Sergej Nikitin (61) hatte bisher ein bewegtes Leben. Sein Studium an der Leningrader Fakultät für Radioelektronik, Spezialität Halbleitertechnik, brach er nach drei Jahren ab. „Das war nicht so mein Ding“, sagte er. Er stürzte sich ins „Meer des Lebens“, war Metzger, dann Briefträger, wechselte für längere Zeit ins Gaststättengewerbe, um dann auch noch verschiedene Berufe im Baugewerbe auszuüben. 1999 krempelte er sein Leben erneut um, ging nach Moskau und begann für die russische Antenne einer Quaker-Organisation zu arbeiten. „Wir arbeiteten mit Menschen, die den Militärdienst aus Gewissensgründen verweigerten und Zivildienst leisteten; wir arbeiteten mit Flüchtlingen.“

Drei Jahre später folgte seine Anstellung bei der Moskauer Sektion von Amnesty International. Der internationalen Menschenrechtsorganisation blieb er bis zu seinem Renteneintritt 2016 als Direktor treu. „AI kannte ich schon lange“, sagte uns Nikitin, den wir am Samstag vor der Veranstaltung von AI Luxembourg anlässlich des Internationalen Tages der Menschenrechte in Luxemburg treffen. „Ich komme aus einer antisowjetischen Familie. Wir hörten BBC, Stimme Amerikas. Amnesty kannte ich sehr gut.“ Seit wenigen Monaten lebt Sergej Nikitin mit seiner Familie in Großbritannien.

Von Agenten und Spionen

Die Lage der Menschenrechte in Russland verfolgt er weiterhin intensiv. Besonderen Grund für Optimismus sieht er jedoch nicht. „Die Lage verschlechtert sich von Jahr zu Jahr. Dazu tragen Gesetzesänderungen und die Rechtspraxis bei.“ Nikitin spricht von einer hartnäckigen Tendenz, die 2012 mit der Annahme des Gesetzes über „ausländische Agenten“ einsetzte. Die Massenmedien dienen als Transmissionsriemen und sie betreiben eine ständige Hirnwäsche, bedauert Nikitin. „Da geht die Rede von irgendwelchen Agenten und Spionen, die in unserem Land eine Art Maidan provozieren wollten.“ Jeder Protest werde als destruktiv und feindlich dargestellt.
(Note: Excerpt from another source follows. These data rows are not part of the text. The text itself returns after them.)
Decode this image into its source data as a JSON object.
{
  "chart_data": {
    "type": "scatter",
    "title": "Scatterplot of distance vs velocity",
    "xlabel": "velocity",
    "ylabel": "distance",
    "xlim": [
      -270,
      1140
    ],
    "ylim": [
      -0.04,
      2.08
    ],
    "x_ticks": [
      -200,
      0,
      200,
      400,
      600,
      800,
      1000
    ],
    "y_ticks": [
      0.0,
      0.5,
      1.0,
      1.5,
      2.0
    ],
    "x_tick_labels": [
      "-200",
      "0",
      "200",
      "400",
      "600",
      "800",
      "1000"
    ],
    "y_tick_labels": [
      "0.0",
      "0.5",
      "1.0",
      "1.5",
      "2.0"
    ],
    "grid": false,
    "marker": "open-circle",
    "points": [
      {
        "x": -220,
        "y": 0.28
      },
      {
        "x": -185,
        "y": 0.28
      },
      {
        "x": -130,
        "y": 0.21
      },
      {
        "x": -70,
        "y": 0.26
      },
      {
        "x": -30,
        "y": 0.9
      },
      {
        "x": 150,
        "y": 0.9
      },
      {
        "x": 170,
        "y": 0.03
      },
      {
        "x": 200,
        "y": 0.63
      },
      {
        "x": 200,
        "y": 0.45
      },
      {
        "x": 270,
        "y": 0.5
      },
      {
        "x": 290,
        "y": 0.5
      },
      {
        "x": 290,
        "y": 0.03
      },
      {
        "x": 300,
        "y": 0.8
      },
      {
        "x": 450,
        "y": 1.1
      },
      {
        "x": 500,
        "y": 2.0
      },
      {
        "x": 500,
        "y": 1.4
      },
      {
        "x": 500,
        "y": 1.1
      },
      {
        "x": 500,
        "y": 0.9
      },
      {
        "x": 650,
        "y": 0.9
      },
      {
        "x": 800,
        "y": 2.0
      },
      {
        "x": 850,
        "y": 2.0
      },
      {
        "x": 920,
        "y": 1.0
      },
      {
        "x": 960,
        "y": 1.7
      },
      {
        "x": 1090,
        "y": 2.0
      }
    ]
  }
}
„Parallelen werden dann zur Ukraine gezogen, wo totales Chaos herrscht. Und warum? Wegen des Maidan.“ Auf dem Maidan, einem Platz im Zentrum von Kiew, ereigneten sich 2014 Massendemonstrationen und gewalttätige Ausschreitungen, die zum Rücktritt von Präsident Viktor Janukowitsch führten. Einen Maidan in Russland dürfe es nicht geben. Auch deshalb ignorieren die Menschen ganz einfach das Thema Menschenrechte, sagte Nikitin. Und wenn darüber geredet werde, dann meist negativ. Alles sei aus dem Ausland gesteuert.

Das Gesetz über ausländische Agenten hat sich sehr stark auf die Art, wie Nichtregierungsorganisationen arbeiten dürfen, ausgewirkt. „Früher konnten wir mit dem Außenministerium kommunizieren. Mit dem Innenministerium versuchten wir, das Thema Polizei und Menschenrechte anzuschneiden, mit dem Unterrichtsministerium das Thema Menschenrechte in den Schulprogrammen.“ Heute sei das nicht mehr der Fall. „Alle haben Angst.“ Präsident Wladimir Putin habe klare Signale gesendet.

Wie sich denn der zunehmende Druck auf Menschenrechtler und einfache Bürger zeige? „Es herrscht ein allgemeines Misstrauen gegenüber Menschenrechtsorganisationen.“ Nikitin erinnert sich daran, wie sich seine Sektion vor einigen Jahren mit dem Generalsekretär von AI, Salil Shetty, in einem angemieteten Saal in einem Café unweit des Moskauer AI-Büros treffen wollte. Sehr schnell habe die Direktorin des Cafés ihn aufgefordert, „sofort mit diesem politischen Meeting aufzuhören, andernfalls würde sie die Polizei rufen“.

„Geht nicht zu Demonstrationen!“

Heimtückisch ist das Vorgehen der Polizei gegen Demonstrationsteilnehmer. „Sie werden vor Gericht gestellt und zu zwei, drei Jahren Gefängnis verurteilt. So geht ein klares Signal an die Menschen: Geht nicht zu diesen Meetings, auch wenn sie autorisiert sind. Sie riskieren, für mehrere Jahre im Gefängnis zu landen.“ Offensichtlich sei ihm diese Taktik bei der Kundgebung auf dem Bolotnaja-Platz im Mai 2012 geworden, als sich die Polizei einzelne, ganz normale Leute, keine Anführer, aus der Masse herausfischte. Sie wurden später vor Gericht gestellt. Beim sogenannten „Marsch der Millionen“ waren insgesamt zwei Dutzend Personen wegen Massenunruhen und Gewaltanwendung gegen die Staatsgewalt angeklagt worden.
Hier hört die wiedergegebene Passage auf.